Retrieving the full command line

Oscar Benjamin oscar.j.benjamin at gmail.com
Thu Jan 24 06:30:29 EST 2013


On 24 January 2013 10:56, Tim Golden <mail at timgolden.me.uk> wrote:
> On 24/01/2013 10:06, Oscar Benjamin wrote:
>> On 24 January 2013 04:49, Steven D'Aprano
>> <steve+comp.lang.python at pearwood.info> wrote:
>> [SNIP]
>>>
>>> Contrariwise, I don't believe that there is currently *any* way to
>>> distinguish between running a script with or without -m.

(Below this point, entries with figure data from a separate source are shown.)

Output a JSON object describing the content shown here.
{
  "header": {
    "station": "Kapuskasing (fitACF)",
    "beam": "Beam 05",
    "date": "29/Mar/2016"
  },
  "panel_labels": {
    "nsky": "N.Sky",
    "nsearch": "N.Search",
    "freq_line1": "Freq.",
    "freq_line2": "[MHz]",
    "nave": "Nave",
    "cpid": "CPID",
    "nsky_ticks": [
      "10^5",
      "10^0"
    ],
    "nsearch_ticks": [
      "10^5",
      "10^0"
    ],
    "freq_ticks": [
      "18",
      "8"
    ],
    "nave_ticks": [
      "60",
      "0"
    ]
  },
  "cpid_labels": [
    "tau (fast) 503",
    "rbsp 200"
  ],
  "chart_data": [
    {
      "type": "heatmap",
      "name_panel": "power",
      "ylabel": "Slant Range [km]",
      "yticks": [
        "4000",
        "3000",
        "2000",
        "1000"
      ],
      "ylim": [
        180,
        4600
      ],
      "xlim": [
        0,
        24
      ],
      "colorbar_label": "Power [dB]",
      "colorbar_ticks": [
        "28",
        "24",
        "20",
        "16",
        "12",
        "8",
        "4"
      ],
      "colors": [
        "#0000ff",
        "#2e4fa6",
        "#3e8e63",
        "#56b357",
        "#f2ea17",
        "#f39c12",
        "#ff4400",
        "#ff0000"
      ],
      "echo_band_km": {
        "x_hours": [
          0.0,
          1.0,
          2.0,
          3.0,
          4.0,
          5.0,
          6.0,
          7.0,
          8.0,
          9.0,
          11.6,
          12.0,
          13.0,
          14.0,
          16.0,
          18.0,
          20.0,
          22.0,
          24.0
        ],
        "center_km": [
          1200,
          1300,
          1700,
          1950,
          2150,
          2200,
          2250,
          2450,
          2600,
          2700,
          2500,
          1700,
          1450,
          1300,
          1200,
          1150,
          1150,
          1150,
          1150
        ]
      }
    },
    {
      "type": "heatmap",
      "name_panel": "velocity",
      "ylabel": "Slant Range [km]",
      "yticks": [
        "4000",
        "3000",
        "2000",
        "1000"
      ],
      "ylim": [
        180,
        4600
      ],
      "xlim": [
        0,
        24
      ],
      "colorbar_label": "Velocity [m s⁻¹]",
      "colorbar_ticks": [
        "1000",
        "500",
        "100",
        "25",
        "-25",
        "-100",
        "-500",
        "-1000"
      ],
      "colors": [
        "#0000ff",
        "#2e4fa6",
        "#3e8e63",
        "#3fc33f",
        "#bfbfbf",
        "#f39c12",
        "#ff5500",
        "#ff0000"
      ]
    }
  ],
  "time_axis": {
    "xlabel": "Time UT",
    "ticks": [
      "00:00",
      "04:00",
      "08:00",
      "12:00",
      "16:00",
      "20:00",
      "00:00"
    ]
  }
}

That should be
>>> fixed.
>>
>> As I said earlier in the thread, the __package__ module global
>> distinguishes the two cases:
>>
>> ~$ mkdir pkg
>> ~$ touch pkg/__init__.py
>> ~$ vim pkg/__main__.py
>> ~$ cat pkg/__main__.py
>> import sys
>> if __package__ is None:
>>     cmdline = [sys.executable] + sys.argv
>> else:
>>     cmdline = [sys.executable, '-m', __package__] + sys.argv[1:]
>> print(cmdline)
>> ~$ python pkg/__main__.py arg1 arg2
>> ['q:\\tools\\Python27\\python.exe', 'pkg/__main__.py', 'arg1', 'arg2']
>> ~$ python -m pkg arg1 arg2
>> ['q:\\tools\\Python27\\python.exe', '-m', 'pkg', 'arg1', 'arg2']
>
> Reasonable (and thanks for the clear example), but it doesn't work
> if the package which is reconstructing the command line the package
> which was the target of the original command line. In my case,
> I'm making use of the cherrypy reloader, whose __package__ is
> cherrypy.process. But the command which invoked the program was
> python -m myapp.
>
> ie I'm issuing "python -m myapp". In myapp.__main__ I'm importing
> cherrypy, itself a package, and somewhere in cherrypy.whatever there is
> code which attempts to reconstruct the command line.

Easy enough:

~$ mkdir pkg
~$ touch pkg/__init__.py
~$ vim pkg/__main__.py
~$ cat pkg/__main__.py
import pkg.whatever
~$ vim pkg/whatever.py
~$ cat pkg/whatever.py
import sys
import pkg.__main__ as main
cmdline = [sys.executable, '-m', main.__package__] + sys.argv[1:]
print(cmdline)
~$ python -m pkg
['q:\\tools\\Python27\\python.exe', '-m', 'pkg']
~$ python -m pkg arg1 arg32
['q:\\tools\\Python27\\python.exe', '-m', 'pkg', 'arg1', 'arg32']

I don't really understand what your spec is. Why do you need to
inspect this information from sys.argv? Can you not just always use
'python -m pkg' as your entry point?